The Time To Nuke Mars Is Now

The Time To Nuke Mars Is Now

Good news, prospective Martian colonists: that frigid hellscape where you hope to spend out your days alone and in darkness is currently in a “warm phase”. Scientists are now reporting the first observational evidence that Mars recently emerged from an ice age, which can only mean one thing. It’s time to bring out the bombs and terraform that sucker.

A mosaic image produced with the High Resolution Stereo Camera on the Mars Express spacecraft, which shows spiral features used to interpret ice advancement and retreat at Mars’ north pole. Image: ESA/DLR/FU-Berlin/Ralf Jaumann.

Using ground-penetrating radar data collected by NASA’s Mars Reconnaissance Orbiter, a team of scientists at the Southwest Research Institute has unearthed strong evidence for accelerated accumulation of ice at Mars’ north pole in the recent geologic past. This discovery, detailed today in the journal Science, confirms what models have been predicting since the early 2000s: that the Red Planet’s most recent ice age ended about 370,000 years ago.

Like the Earth, Mars fluctuates between glacial and interglacial phases due to variations in the planet’s orbit as it circles the Sun. But on Mars, these so-called “Milankovitch cycles” are far more dramatic. While the Earth’s tilt varies approximately 2 degrees between glacial and interglacial cycles, Mars practically does somersaults, swaying back and forth on its axis by as much as 60 degrees. What’s more, thanks to neighbouring Jupiter’s immense gravitational tug, Mars’ orbit becomes very stretched out, or eccentric, on timescales of about half a million years.

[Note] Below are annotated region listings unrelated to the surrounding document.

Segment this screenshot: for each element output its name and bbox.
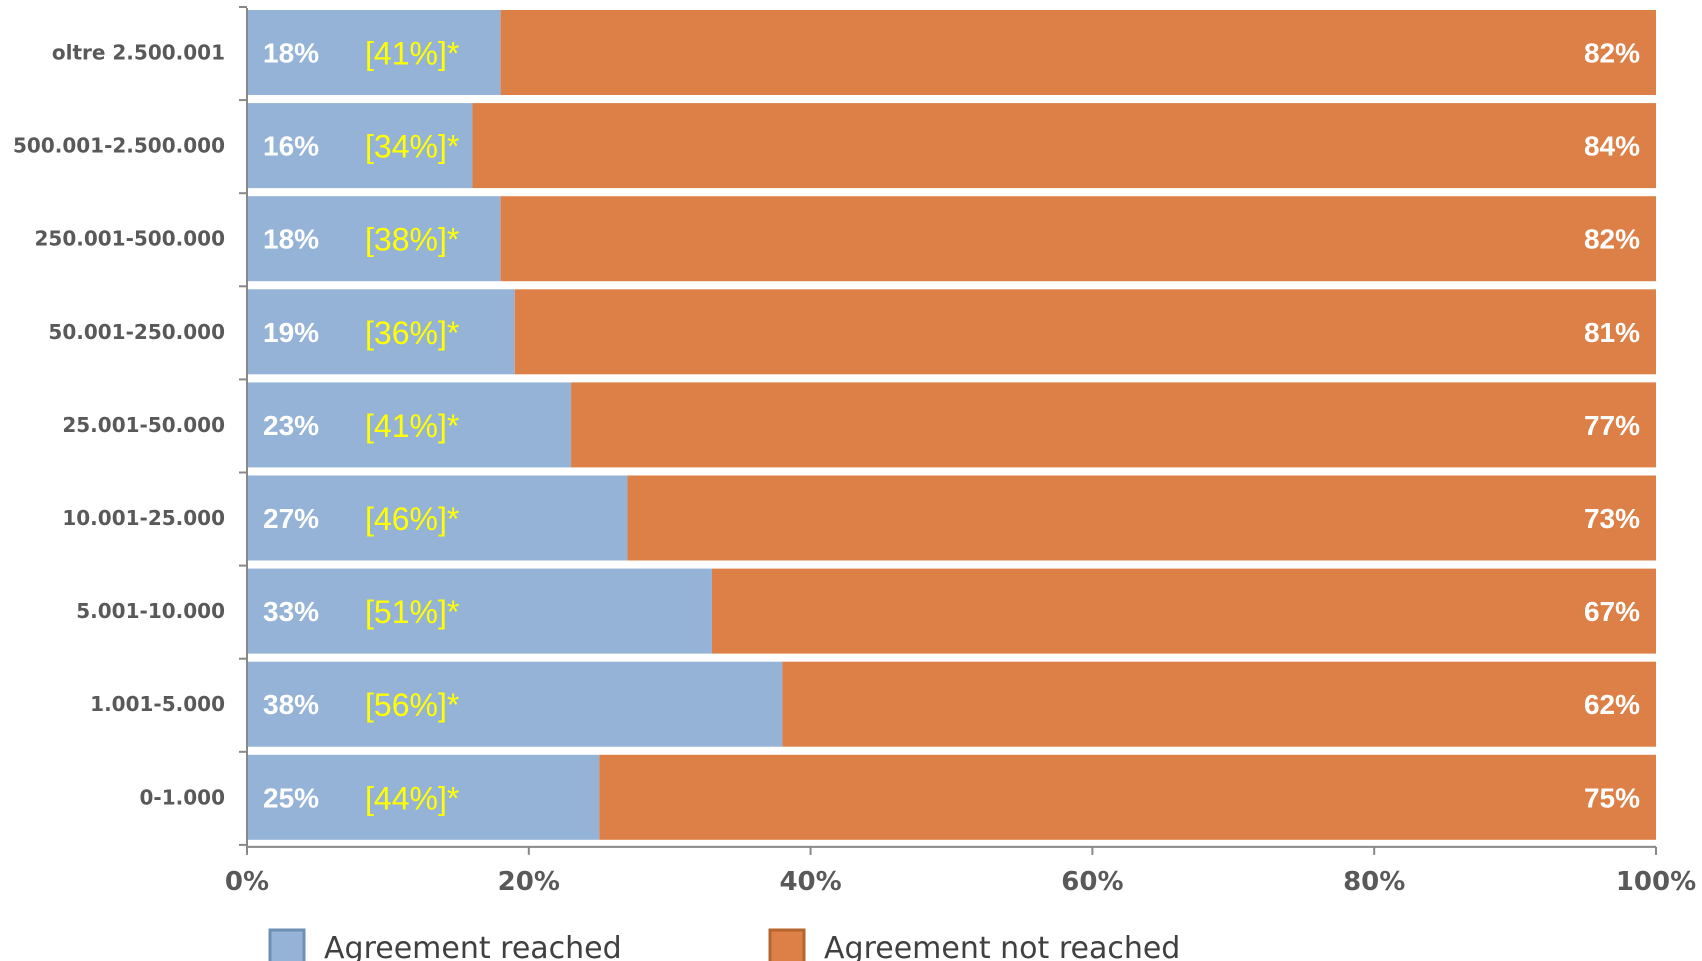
data-label-reached: 18%	[263, 38, 319, 69]
x-tick-label: 0%	[225, 867, 269, 897]
data-label-not-reached: 81%	[1584, 317, 1640, 348]
bar-agreement-not-reached	[571, 382, 1656, 468]
data-label-not-reached: 84%	[1584, 131, 1640, 162]
category-label: 10.001-25.000	[62, 506, 225, 530]
category-label: 5.001-10.000	[76, 599, 225, 623]
labels-layer: oltre 2.500.001 18% 82% [41%]* 500.001-2.500…	[13, 36, 1696, 898]
annotation-label: [41%]*	[365, 36, 459, 72]
x-tick-label: 80%	[1343, 867, 1405, 897]
bar-agreement-not-reached	[500, 10, 1656, 95]
bar-agreement-reached	[247, 754, 600, 840]
data-label-reached: 33%	[263, 596, 319, 627]
category-label: 25.001-50.000	[62, 413, 225, 437]
data-label-not-reached: 62%	[1584, 689, 1640, 720]
x-tick-label: 60%	[1061, 867, 1123, 897]
annotation-label: [51%]*	[365, 594, 459, 630]
x-tick-label: 20%	[498, 867, 560, 897]
data-label-reached: 18%	[263, 224, 319, 255]
data-label-not-reached: 82%	[1584, 38, 1640, 69]
annotation-label: [46%]*	[365, 501, 459, 537]
data-label-not-reached: 73%	[1584, 503, 1640, 534]
data-label-reached: 38%	[263, 689, 319, 720]
bar-agreement-not-reached	[627, 475, 1657, 561]
bar-agreement-not-reached	[599, 754, 1656, 840]
legend-item-agreement-reached: Agreement reached	[268, 928, 622, 961]
bar-agreement-not-reached	[472, 103, 1657, 189]
annotation-label: [56%]*	[365, 687, 459, 723]
annotation-label: [34%]*	[365, 129, 459, 165]
data-label-not-reached: 67%	[1584, 596, 1640, 627]
legend-swatch	[268, 928, 306, 961]
bar-agreement-reached	[247, 289, 515, 375]
category-label: 50.001-250.000	[48, 320, 225, 344]
annotation-label: [44%]*	[365, 780, 459, 816]
data-label-reached: 19%	[263, 317, 319, 348]
bar-agreement-reached	[247, 382, 572, 468]
category-label: 250.001-500.000	[35, 227, 226, 251]
x-tick-label: 40%	[779, 867, 841, 897]
axes-layer	[239, 6, 1657, 855]
legend-item-agreement-not-reached: Agreement not reached	[768, 928, 1180, 961]
data-label-not-reached: 77%	[1584, 410, 1640, 441]
data-label-reached: 23%	[263, 410, 319, 441]
data-label-not-reached: 75%	[1584, 782, 1640, 813]
legend-label: Agreement not reached	[824, 931, 1180, 961]
bar-agreement-not-reached	[514, 289, 1657, 375]
bar-agreement-reached	[247, 103, 473, 189]
category-label: oltre 2.500.001	[52, 41, 225, 65]
category-label: 0-1.000	[140, 785, 225, 809]
data-label-reached: 25%	[263, 782, 319, 813]
annotation-label: [38%]*	[365, 222, 459, 258]
bar-agreement-reached	[247, 568, 712, 654]
data-label-reached: 27%	[263, 503, 319, 534]
annotation-label: [41%]*	[365, 408, 459, 444]
legend-label: Agreement reached	[324, 931, 622, 961]
bar-agreement-not-reached	[782, 661, 1656, 747]
category-label: 1.001-5.000	[90, 692, 225, 716]
bar-agreement-reached	[247, 475, 628, 561]
legend: Agreement reached Agreement not reached	[268, 928, 1180, 961]
x-tick-label: 100%	[1616, 867, 1696, 897]
legend-swatch	[768, 928, 806, 961]
data-label-not-reached: 82%	[1584, 224, 1640, 255]
bar-agreement-reached	[247, 10, 501, 95]
bar-agreement-reached	[247, 661, 783, 747]
bar-agreement-not-reached	[711, 568, 1656, 654]
annotation-label: [36%]*	[365, 315, 459, 351]
data-label-reached: 16%	[263, 131, 319, 162]
bar-agreement-not-reached	[500, 196, 1656, 282]
category-label: 500.001-2.500.000	[13, 134, 225, 158]
bar-agreement-reached	[247, 196, 501, 282]
bars-layer	[247, 10, 1657, 840]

The Time To Nuke Mars Is Now
A 2D radar cross section of Mars’ north pole, collected by the Mars Reconnaissance Orbiter. Layers below the blue lines in a and b show stark changes in the accumulation of ice associated with climate change. Image: Southwest Research Institute

A 2D radar cross section of Mars’ north pole, collected by the Mars Reconnaissance Orbiter. Layers below the blue lines in a and b show stark changes in the accumulation of ice associated with climate change. Image: Southwest Research Institute

When changes in axial tilt and eccentricity combine properly, Mars has an ice age. But it isn’t quite what we’d expect based on ice ages here on Earth.

“During an ice age on Earth, the poles get colder, causing a buildup of ice that flows outward to cover Canada and northern Europe,” Smith told Gizmodo. “The reverse is true on Mars. As the planet increases its tilt, the poles get warmer.”

As a result, ice migrates away from the poles and toward Mars’ mid latitudes. That’s why, when Smith and his colleagues observed an uptick in the rate of accumulation of ice near the surface of Mars’ north polar cap, they knew that an ice age had to have ended recently.

From a human colonisation perspective, this is very good news. Smith’s new study estimates there are approximately 87,000 cubic kilometres of dry ice locked away at Mars’ north pole right now. That’s a heck of a lot of frozen CO2, all buried in one place. If we took Elon Musk’s off-the-cuff advice and nuked the pole, we could probably make the atmosphere much thicker and warmer pretty quickly.

“The quickest way to increase the [atmospheric] pressure is by releasing that CO2 ice,” Smith said. “It won’t be enough for humans to live, but it will be a big start.”

And if terraforming Mars is the goal, there’s no time to waste. Smith reckons we’ve got 150,000 years before the next ice age kicks in.